A recent report from the House Committee on Oversight and Accountability highlights concerns about pharmacy-benefit managers (PBMs) directing patients towards more expensive prescription drugs while limiting their pharmacy options. This report, reviewed by the Wall Street Journal, is the result of a thorough 32-month investigation and comes ahead of a hearing featuring executives from the nation’s largest PBMs.
PBMs act as intermediaries for prescription drug plans offered by health insurers, negotiating prices with pharmaceutical companies and determining the out-of-pocket costs for patients. The three largest PBMs in the U.S.—Express Scripts, UnitedHealth Group’s OptumRx, and CVS Health’s Caremark—control approximately 80% of the prescription market.

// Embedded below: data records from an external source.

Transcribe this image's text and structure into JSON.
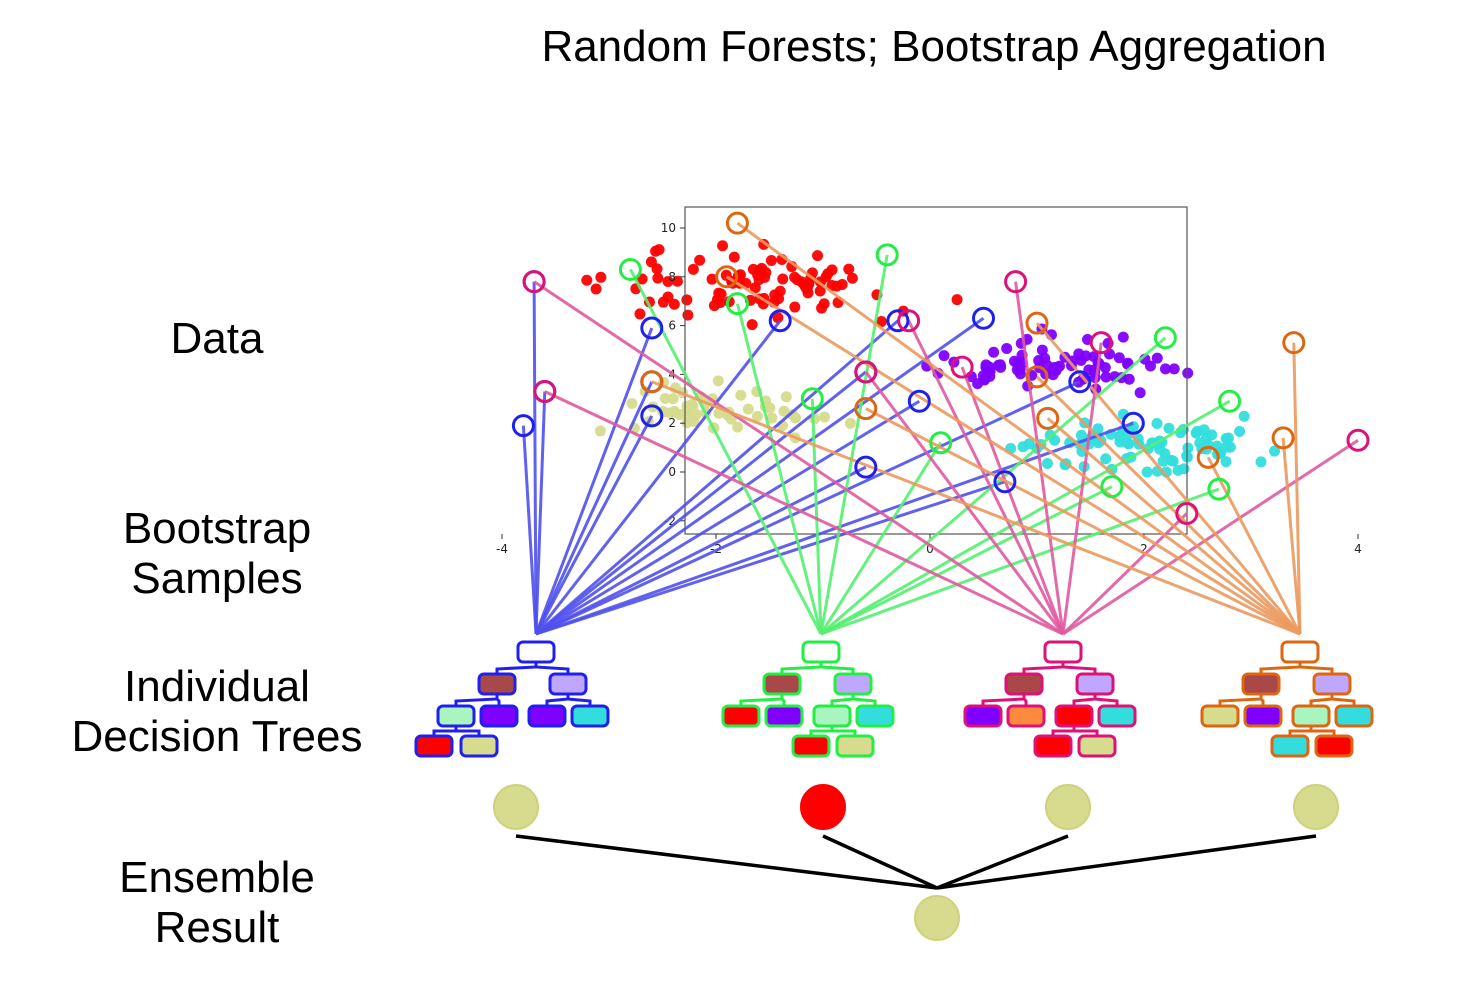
{
  "title": "Random Forests; Bootstrap Aggregation",
  "row_labels": {
    "data": "Data",
    "bootstrap": [
      "Bootstrap",
      "Samples"
    ],
    "trees": [
      "Individual",
      "Decision Trees"
    ],
    "ensemble": [
      "Ensemble",
      "Result"
    ]
  },
  "class_colors": {
    "red": "#ff0000",
    "purple": "#8000ff",
    "cyan": "#33dddd",
    "olive": "#d6db8e",
    "mint": "#a8f5c0",
    "lavender": "#bfa6ff",
    "brown": "#a84848",
    "orange": "#ff8a3d"
  },
  "scatter": {
    "xticks": [
      -4,
      -2,
      0,
      2,
      4
    ],
    "yticks": [
      -2,
      0,
      2,
      4,
      6,
      8,
      10
    ],
    "xlim": [
      -4.5,
      4.8
    ],
    "ylim": [
      -2.5,
      10.8
    ]
  },
  "trees": [
    {
      "name": "tree-1",
      "color": "#2020ee",
      "line": "#5050ee",
      "leaves": [
        "mint",
        "purple",
        "purple",
        "cyan",
        "red",
        "olive"
      ],
      "inner": [
        "brown",
        "lavender"
      ],
      "samples": [
        [
          -3.7,
          7.8
        ],
        [
          -2.6,
          5.9
        ],
        [
          -1.4,
          6.2
        ],
        [
          -0.3,
          6.2
        ],
        [
          0.5,
          6.3
        ],
        [
          -3.6,
          3.3
        ],
        [
          -2.6,
          3.7
        ],
        [
          -3.8,
          1.9
        ],
        [
          -2.6,
          2.3
        ],
        [
          -0.6,
          4.1
        ],
        [
          -0.1,
          2.9
        ],
        [
          1.4,
          3.7
        ],
        [
          1.9,
          2.0
        ],
        [
          -0.6,
          0.2
        ],
        [
          0.7,
          -0.4
        ]
      ],
      "prediction": "olive"
    },
    {
      "name": "tree-2",
      "color": "#22ee44",
      "line": "#55f070",
      "leaves": [
        "red",
        "purple",
        "mint",
        "cyan",
        "red",
        "olive"
      ],
      "inner": [
        "brown",
        "lavender"
      ],
      "samples": [
        [
          -2.8,
          8.3
        ],
        [
          -0.4,
          8.9
        ],
        [
          -1.8,
          6.9
        ],
        [
          2.2,
          5.5
        ],
        [
          -1.1,
          3.0
        ],
        [
          0.1,
          1.2
        ],
        [
          2.8,
          2.9
        ],
        [
          1.7,
          -0.6
        ],
        [
          2.7,
          -0.7
        ]
      ],
      "prediction": "red"
    },
    {
      "name": "tree-3",
      "color": "#dd1177",
      "line": "#e05aa0",
      "leaves": [
        "purple",
        "orange",
        "red",
        "cyan",
        "red",
        "olive"
      ],
      "inner": [
        "brown",
        "lavender"
      ],
      "samples": [
        [
          -3.7,
          7.8
        ],
        [
          0.8,
          7.8
        ],
        [
          -0.2,
          6.2
        ],
        [
          1.6,
          5.3
        ],
        [
          0.3,
          4.3
        ],
        [
          -0.6,
          4.1
        ],
        [
          -3.6,
          3.3
        ],
        [
          4.0,
          1.3
        ],
        [
          2.4,
          -1.7
        ]
      ],
      "prediction": "olive"
    },
    {
      "name": "tree-4",
      "color": "#dd6611",
      "line": "#ec9a5e",
      "leaves": [
        "olive",
        "purple",
        "mint",
        "cyan",
        "cyan",
        "red"
      ],
      "inner": [
        "brown",
        "lavender"
      ],
      "samples": [
        [
          -1.8,
          10.2
        ],
        [
          -1.9,
          8.0
        ],
        [
          1.0,
          6.1
        ],
        [
          3.4,
          5.3
        ],
        [
          -2.6,
          3.7
        ],
        [
          -0.6,
          2.6
        ],
        [
          1.0,
          3.9
        ],
        [
          1.1,
          2.2
        ],
        [
          3.3,
          1.4
        ],
        [
          2.6,
          0.6
        ]
      ],
      "prediction": "olive"
    }
  ],
  "ensemble_result": "olive"
}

The committee’s findings indicate that PBMs maintain lists of preferred medications that favor higher-priced brand-name drugs over more economical alternatives. For instance, the report mentions internal communications from Cigna that discouraged the use of cost-effective substitutes for Humira, a treatment for arthritis and autoimmune conditions, which had a yearly cost of $90,000 despite the availability of a biosimilar at half that price.
Furthermore, the investigation revealed that Express Scripts informed patients they would incur higher costs if they chose to fill their prescriptions at local pharmacies instead of utilizing their affiliated mail-order services, effectively restricting patient choices.
In a related context, the U.S. Federal Trade Commission (FTC) released a report asserting that significant vertical integration has allowed the six largest PBMs to oversee nearly 95% of all prescriptions filled in the country. The FTC expressed concern about the considerable influence PBMs have over Americans’ access to affordable medications, noting that their structure creates conflicts of interest that may disadvantage independent pharmacies and lead to increased drug costs for patients.
FTC Chair Lina M. Khan stated that these findings indicate that PBMs are profiting excessively from patients needing cancer medications, generating over $1 billion in additional revenue.